Saturday, 24 November 2012

Z does not show herself in a good light


I'm not sure why my skin is so strangely yellow, but that isn't the point of the photo.  Nor is showing you my wrinkles.  If you look at that tiny mark on my eyelid just above the right edge of my iris (as you look at it) that, with a faint residual bruise, is all I have to show for the operation on Monday.  I couldn't be more pleased, relieved or grateful.

Friday, 23 November 2012

Young Jane - 3

I skipped through her childhood far too quickly - actually, it was because it wasn't happy, not at home, but I suppose I shouldn't shy away from that.  I have had a quick look back through old posts, most of which were in the 'family story' series if you did want to search back, in 2006 and 2007, and I'll only repeat things if they're relevant to a story I'm telling.  I don't feel inclined to repost anything, I like writing to you.

Jane was very conscious of being the only child at her school without a mother.  She remembered another small girl telling her that her mother had smacked her.  Jane was shocked, she knew this woman and she was a loving, kind mother with apparently endless patience, so she asked what happened.  The child had behaved badly and kept doing it when told to stop until mother snapped.  This was 80 years ago, that sort of behaviour just didn't happen!  So Jane asked why on earth she'd behaved that way.  "I was seeing how far I could go," wept the girl - which I still think is funny and I know just what she meant.

Jane couldn't go far at all with her stepmother.  It was all such a shame.  I don't for a minute suppose that she embarked on that marriage without hope, even though there wasn't a romance involved.  Mummy said that it wasn't too bad to begin with, but then she inherited a lot of money, over £40,000 - a fortune in those days.  I suppose the irony of marrying for security and then getting it through a legacy, so she was unnecessarily saddled with a husband and stepchild she didn't care for, embittered her and she took some of it out on the child.  My mother was quite claustrophobic, as a result of having been shut in a cupboard as a punishment.  The stepmother, whose name I don't know, became very mean.  Although she had adequate housekeeping money, she wouldn't pay for Jane to have school lunches and she had to cycle three miles home and then back again every lunchtime (as well as the same at the start and end of the day of course) to eat a lunch which, typically, would be a small bowl of cornflakes and half a banana.  School never shut for bad weather by the way, and Mummy remembered sometimes having to carry her bike through snowdrifts.  Occasionally, she couldn't tell where the edge of the road was if the fence or hedge was entirely covered with snow.

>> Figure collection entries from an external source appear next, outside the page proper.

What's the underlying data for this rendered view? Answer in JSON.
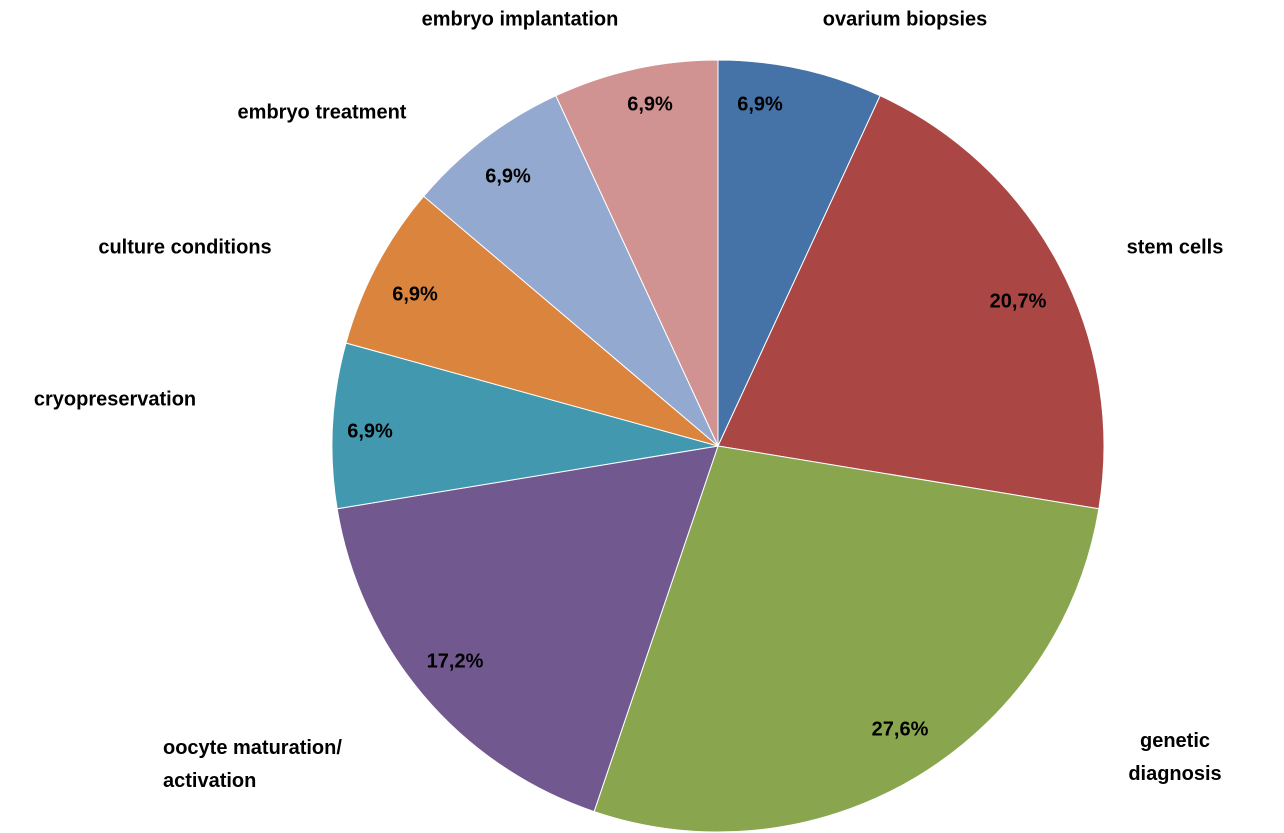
{
  "chart_data": {
    "type": "pie",
    "categories": [
      "ovarium biopsies",
      "stem cells",
      "genetic diagnosis",
      "oocyte maturation/\nactivation",
      "cryopreservation",
      "culture conditions",
      "embryo treatment",
      "embryo implantation"
    ],
    "values": [
      6.9,
      20.7,
      27.6,
      17.2,
      6.9,
      6.9,
      6.9,
      6.9
    ],
    "value_labels": [
      "6,9%",
      "20,7%",
      "27,6%",
      "17,2%",
      "6,9%",
      "6,9%",
      "6,9%",
      "6,9%"
    ],
    "colors": [
      "#4572a7",
      "#aa4643",
      "#89a54e",
      "#71588f",
      "#4198af",
      "#db843d",
      "#93a9cf",
      "#d19392"
    ]
  }
}
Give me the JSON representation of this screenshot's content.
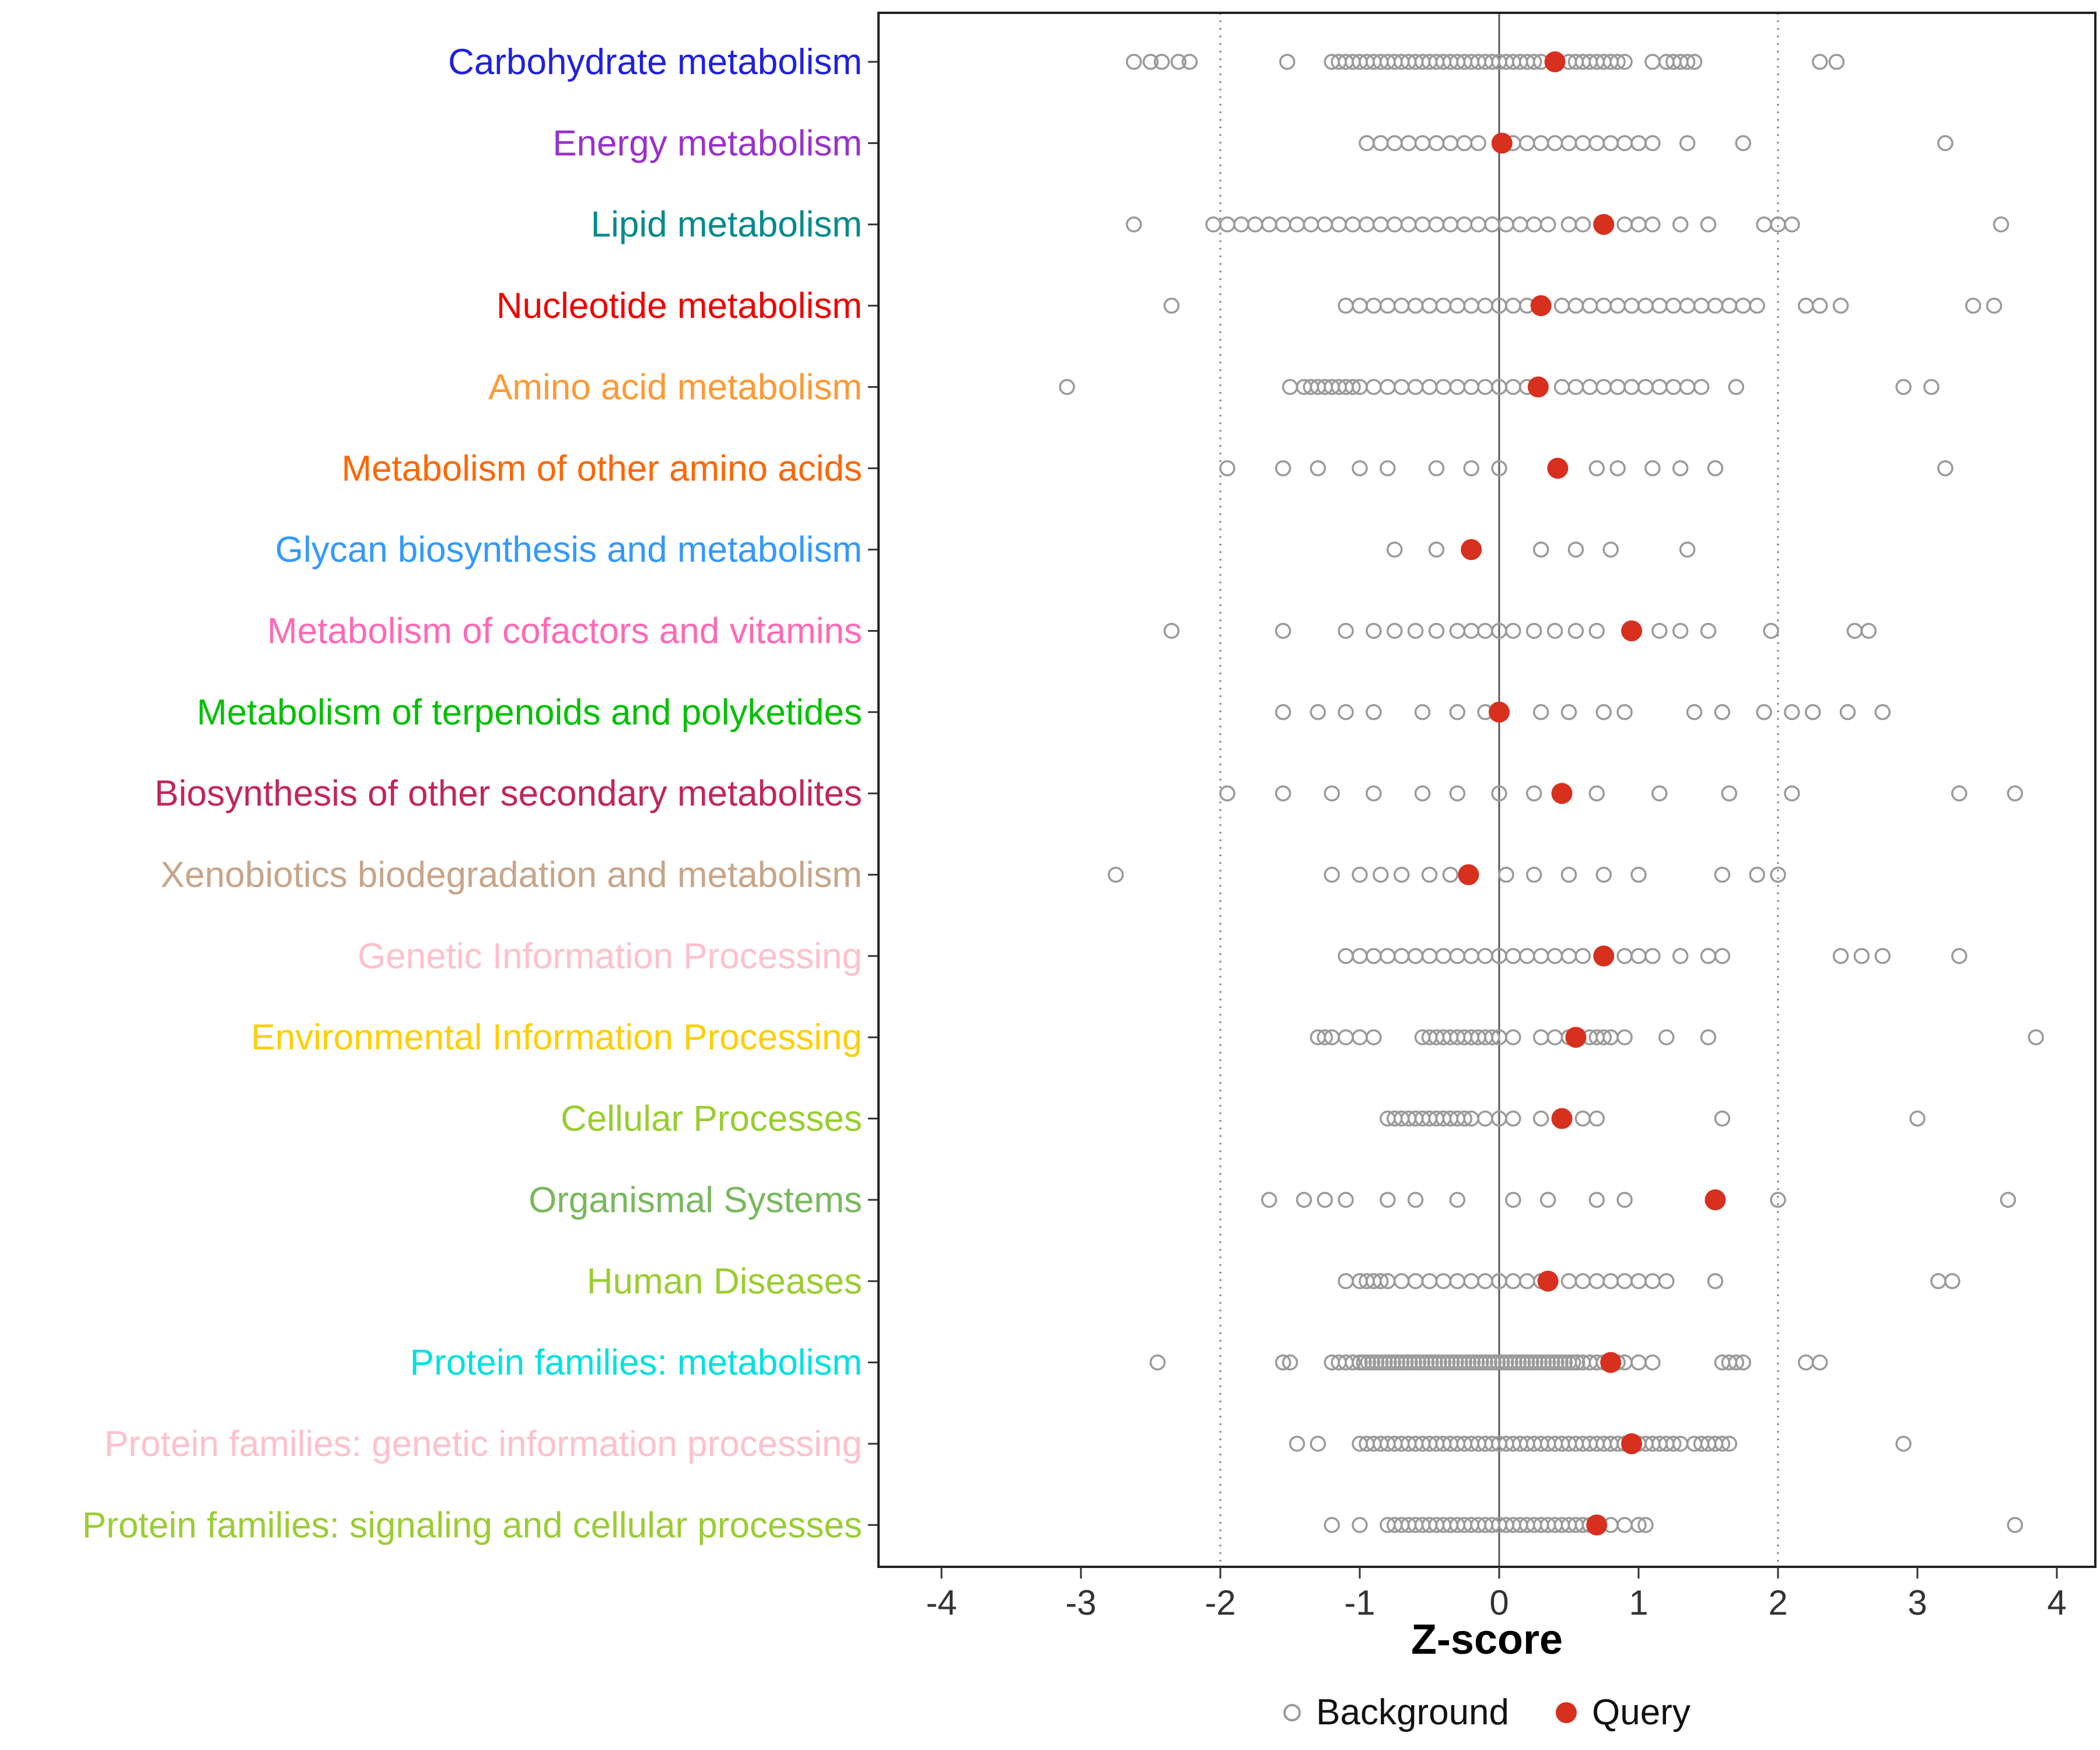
{
  "chart_data": {
    "type": "scatter",
    "title": "",
    "xlabel": "Z-score",
    "x_ticks": [
      -4,
      -3,
      -2,
      -1,
      0,
      1,
      2,
      3,
      4
    ],
    "xlim": [
      -4.45,
      4.28
    ],
    "grid": "off",
    "legend_position": "bottom",
    "reference_lines": {
      "solid": [
        0
      ],
      "dotted": [
        -2,
        2
      ]
    },
    "legend": {
      "background_label": "Background",
      "query_label": "Query"
    },
    "colors": {
      "query": "#D7301F",
      "background_stroke": "#9A9A9A",
      "axis_text": "#333333",
      "grid_dotted": "#808080",
      "zero_line": "#595959",
      "panel_border": "#222222"
    },
    "rows": [
      {
        "label": "Carbohydrate metabolism",
        "color": "#2020DF",
        "query": 0.4,
        "background": [
          -2.62,
          -2.5,
          -2.42,
          -2.3,
          -2.22,
          -1.52,
          -1.2,
          -1.15,
          -1.1,
          -1.05,
          -1.0,
          -0.95,
          -0.9,
          -0.85,
          -0.8,
          -0.75,
          -0.7,
          -0.65,
          -0.6,
          -0.55,
          -0.5,
          -0.45,
          -0.4,
          -0.35,
          -0.3,
          -0.25,
          -0.2,
          -0.15,
          -0.1,
          -0.05,
          0.0,
          0.05,
          0.1,
          0.15,
          0.2,
          0.25,
          0.3,
          0.5,
          0.55,
          0.6,
          0.65,
          0.7,
          0.75,
          0.8,
          0.85,
          0.9,
          1.1,
          1.2,
          1.25,
          1.3,
          1.35,
          1.4,
          2.3,
          2.42
        ]
      },
      {
        "label": "Energy metabolism",
        "color": "#9932CC",
        "query": 0.02,
        "background": [
          -0.95,
          -0.85,
          -0.75,
          -0.65,
          -0.55,
          -0.45,
          -0.35,
          -0.25,
          -0.15,
          0.1,
          0.2,
          0.3,
          0.4,
          0.5,
          0.6,
          0.7,
          0.8,
          0.9,
          1.0,
          1.1,
          1.35,
          1.75,
          3.2
        ]
      },
      {
        "label": "Lipid metabolism",
        "color": "#008B8B",
        "query": 0.75,
        "background": [
          -2.62,
          -2.05,
          -1.95,
          -1.85,
          -1.75,
          -1.65,
          -1.55,
          -1.45,
          -1.35,
          -1.25,
          -1.15,
          -1.05,
          -0.95,
          -0.85,
          -0.75,
          -0.65,
          -0.55,
          -0.45,
          -0.35,
          -0.25,
          -0.15,
          -0.05,
          0.05,
          0.15,
          0.25,
          0.35,
          0.5,
          0.6,
          0.9,
          1.0,
          1.1,
          1.3,
          1.5,
          1.9,
          2.0,
          2.1,
          3.6
        ]
      },
      {
        "label": "Nucleotide metabolism",
        "color": "#EE0000",
        "query": 0.3,
        "background": [
          -2.35,
          -1.1,
          -1.0,
          -0.9,
          -0.8,
          -0.7,
          -0.6,
          -0.5,
          -0.4,
          -0.3,
          -0.2,
          -0.1,
          0.0,
          0.1,
          0.2,
          0.45,
          0.55,
          0.65,
          0.75,
          0.85,
          0.95,
          1.05,
          1.15,
          1.25,
          1.35,
          1.45,
          1.55,
          1.65,
          1.75,
          1.85,
          2.2,
          2.3,
          2.45,
          3.4,
          3.55
        ]
      },
      {
        "label": "Amino acid metabolism",
        "color": "#FF9933",
        "query": 0.28,
        "background": [
          -3.1,
          -1.5,
          -1.4,
          -1.35,
          -1.3,
          -1.25,
          -1.2,
          -1.15,
          -1.1,
          -1.05,
          -1.0,
          -0.9,
          -0.8,
          -0.7,
          -0.6,
          -0.5,
          -0.4,
          -0.3,
          -0.2,
          -0.1,
          0.0,
          0.1,
          0.2,
          0.45,
          0.55,
          0.65,
          0.75,
          0.85,
          0.95,
          1.05,
          1.15,
          1.25,
          1.35,
          1.45,
          1.7,
          2.9,
          3.1
        ]
      },
      {
        "label": "Metabolism of other amino acids",
        "color": "#FF6600",
        "query": 0.42,
        "background": [
          -1.95,
          -1.55,
          -1.3,
          -1.0,
          -0.8,
          -0.45,
          -0.2,
          0.0,
          0.7,
          0.85,
          1.1,
          1.3,
          1.55,
          3.2
        ]
      },
      {
        "label": "Glycan biosynthesis and metabolism",
        "color": "#3399FF",
        "query": -0.2,
        "background": [
          -0.75,
          -0.45,
          0.3,
          0.55,
          0.8,
          1.35
        ]
      },
      {
        "label": "Metabolism of cofactors and vitamins",
        "color": "#FF69B4",
        "query": 0.95,
        "background": [
          -2.35,
          -1.55,
          -1.1,
          -0.9,
          -0.75,
          -0.6,
          -0.45,
          -0.3,
          -0.2,
          -0.1,
          0.0,
          0.1,
          0.25,
          0.4,
          0.55,
          0.7,
          1.15,
          1.3,
          1.5,
          1.95,
          2.55,
          2.65
        ]
      },
      {
        "label": "Metabolism of terpenoids and polyketides",
        "color": "#00C000",
        "query": 0.0,
        "background": [
          -1.55,
          -1.3,
          -1.1,
          -0.9,
          -0.55,
          -0.3,
          -0.1,
          0.3,
          0.5,
          0.75,
          0.9,
          1.4,
          1.6,
          1.9,
          2.1,
          2.25,
          2.5,
          2.75
        ]
      },
      {
        "label": "Biosynthesis of other secondary metabolites",
        "color": "#C2255C",
        "query": 0.45,
        "background": [
          -1.95,
          -1.55,
          -1.2,
          -0.9,
          -0.55,
          -0.3,
          0.0,
          0.25,
          0.7,
          1.15,
          1.65,
          2.1,
          3.3,
          3.7
        ]
      },
      {
        "label": "Xenobiotics biodegradation and metabolism",
        "color": "#C7A589",
        "query": -0.22,
        "background": [
          -2.75,
          -1.2,
          -1.0,
          -0.85,
          -0.7,
          -0.5,
          -0.35,
          0.05,
          0.25,
          0.5,
          0.75,
          1.0,
          1.6,
          1.85,
          2.0
        ]
      },
      {
        "label": "Genetic Information Processing",
        "color": "#FFC0CB",
        "query": 0.75,
        "background": [
          -1.1,
          -1.0,
          -0.9,
          -0.8,
          -0.7,
          -0.6,
          -0.5,
          -0.4,
          -0.3,
          -0.2,
          -0.1,
          0.0,
          0.1,
          0.2,
          0.3,
          0.4,
          0.5,
          0.6,
          0.9,
          1.0,
          1.1,
          1.3,
          1.5,
          1.6,
          2.45,
          2.6,
          2.75,
          3.3
        ]
      },
      {
        "label": "Environmental Information Processing",
        "color": "#FFCE00",
        "query": 0.55,
        "background": [
          -1.3,
          -1.25,
          -1.2,
          -1.1,
          -1.0,
          -0.9,
          -0.55,
          -0.5,
          -0.45,
          -0.4,
          -0.35,
          -0.3,
          -0.25,
          -0.2,
          -0.15,
          -0.1,
          -0.05,
          0.0,
          0.1,
          0.3,
          0.4,
          0.5,
          0.65,
          0.7,
          0.75,
          0.8,
          0.9,
          1.2,
          1.5,
          3.85
        ]
      },
      {
        "label": "Cellular Processes",
        "color": "#9ACD32",
        "query": 0.45,
        "background": [
          -0.8,
          -0.75,
          -0.7,
          -0.65,
          -0.6,
          -0.55,
          -0.5,
          -0.45,
          -0.4,
          -0.35,
          -0.3,
          -0.25,
          -0.2,
          -0.1,
          0.0,
          0.1,
          0.3,
          0.6,
          0.7,
          1.6,
          3.0
        ]
      },
      {
        "label": "Organismal Systems",
        "color": "#77B95C",
        "query": 1.55,
        "background": [
          -1.65,
          -1.4,
          -1.25,
          -1.1,
          -0.8,
          -0.6,
          -0.3,
          0.1,
          0.35,
          0.7,
          0.9,
          2.0,
          3.65
        ]
      },
      {
        "label": "Human Diseases",
        "color": "#9ACD32",
        "query": 0.35,
        "background": [
          -1.1,
          -1.0,
          -0.95,
          -0.9,
          -0.85,
          -0.8,
          -0.7,
          -0.6,
          -0.5,
          -0.4,
          -0.3,
          -0.2,
          -0.1,
          0.0,
          0.1,
          0.2,
          0.3,
          0.5,
          0.6,
          0.7,
          0.8,
          0.9,
          1.0,
          1.1,
          1.2,
          1.55,
          3.15,
          3.25
        ]
      },
      {
        "label": "Protein families: metabolism",
        "color": "#00E0E0",
        "query": 0.8,
        "background": [
          -2.45,
          -1.55,
          -1.5,
          -1.2,
          -1.15,
          -1.1,
          -1.05,
          -1.0,
          -0.97,
          -0.94,
          -0.91,
          -0.88,
          -0.85,
          -0.82,
          -0.79,
          -0.76,
          -0.73,
          -0.7,
          -0.67,
          -0.64,
          -0.61,
          -0.58,
          -0.55,
          -0.52,
          -0.49,
          -0.46,
          -0.43,
          -0.4,
          -0.37,
          -0.34,
          -0.31,
          -0.28,
          -0.25,
          -0.22,
          -0.19,
          -0.16,
          -0.13,
          -0.1,
          -0.07,
          -0.04,
          -0.01,
          0.02,
          0.05,
          0.08,
          0.11,
          0.14,
          0.17,
          0.2,
          0.23,
          0.26,
          0.29,
          0.32,
          0.35,
          0.38,
          0.41,
          0.44,
          0.47,
          0.5,
          0.53,
          0.56,
          0.6,
          0.65,
          0.7,
          0.75,
          0.85,
          0.9,
          1.0,
          1.1,
          1.6,
          1.65,
          1.7,
          1.75,
          2.2,
          2.3
        ]
      },
      {
        "label": "Protein families: genetic information processing",
        "color": "#FFC0CB",
        "query": 0.95,
        "background": [
          -1.45,
          -1.3,
          -1.0,
          -0.95,
          -0.9,
          -0.85,
          -0.8,
          -0.75,
          -0.7,
          -0.65,
          -0.6,
          -0.55,
          -0.5,
          -0.45,
          -0.4,
          -0.35,
          -0.3,
          -0.25,
          -0.2,
          -0.15,
          -0.1,
          -0.05,
          0.0,
          0.05,
          0.1,
          0.15,
          0.2,
          0.25,
          0.3,
          0.35,
          0.4,
          0.45,
          0.5,
          0.55,
          0.6,
          0.65,
          0.7,
          0.75,
          0.8,
          0.85,
          0.9,
          1.0,
          1.05,
          1.1,
          1.15,
          1.2,
          1.25,
          1.3,
          1.4,
          1.45,
          1.5,
          1.55,
          1.6,
          1.65,
          2.9
        ]
      },
      {
        "label": "Protein families: signaling and cellular processes",
        "color": "#9ACD32",
        "query": 0.7,
        "background": [
          -1.2,
          -1.0,
          -0.8,
          -0.75,
          -0.7,
          -0.65,
          -0.6,
          -0.55,
          -0.5,
          -0.45,
          -0.4,
          -0.35,
          -0.3,
          -0.25,
          -0.2,
          -0.15,
          -0.1,
          -0.05,
          0.0,
          0.05,
          0.1,
          0.15,
          0.2,
          0.25,
          0.3,
          0.35,
          0.4,
          0.45,
          0.5,
          0.55,
          0.6,
          0.65,
          0.8,
          0.9,
          1.0,
          1.05,
          3.7
        ]
      }
    ]
  }
}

She was immensely proud of her bike, by the way, which was new and a very good one.  It had been a present from her father on passing the exam and interview into the high school at the age of 9 instead of 11.

Mummy remembered one time when her stepmother and she laughed together.  They decided to make lardy cake, which is a traditional West Country pastry.  They followed the recipe carefully, cooked it - and it was so tough that, when they tried to cut it, both knife and cake ended up on the floor.  It might have infuriated the mother, but it was so ridiculous after all their work that they looked at each other and burst out laughing.  Even the birds wouldn't touch it.

As an aside, I'm so sorry about the dreadful weather that you've been having in that part of the country. It hasn't touched us in East Angular, but I've been thinking about you and hope none of you have been flooded out or otherwise affected.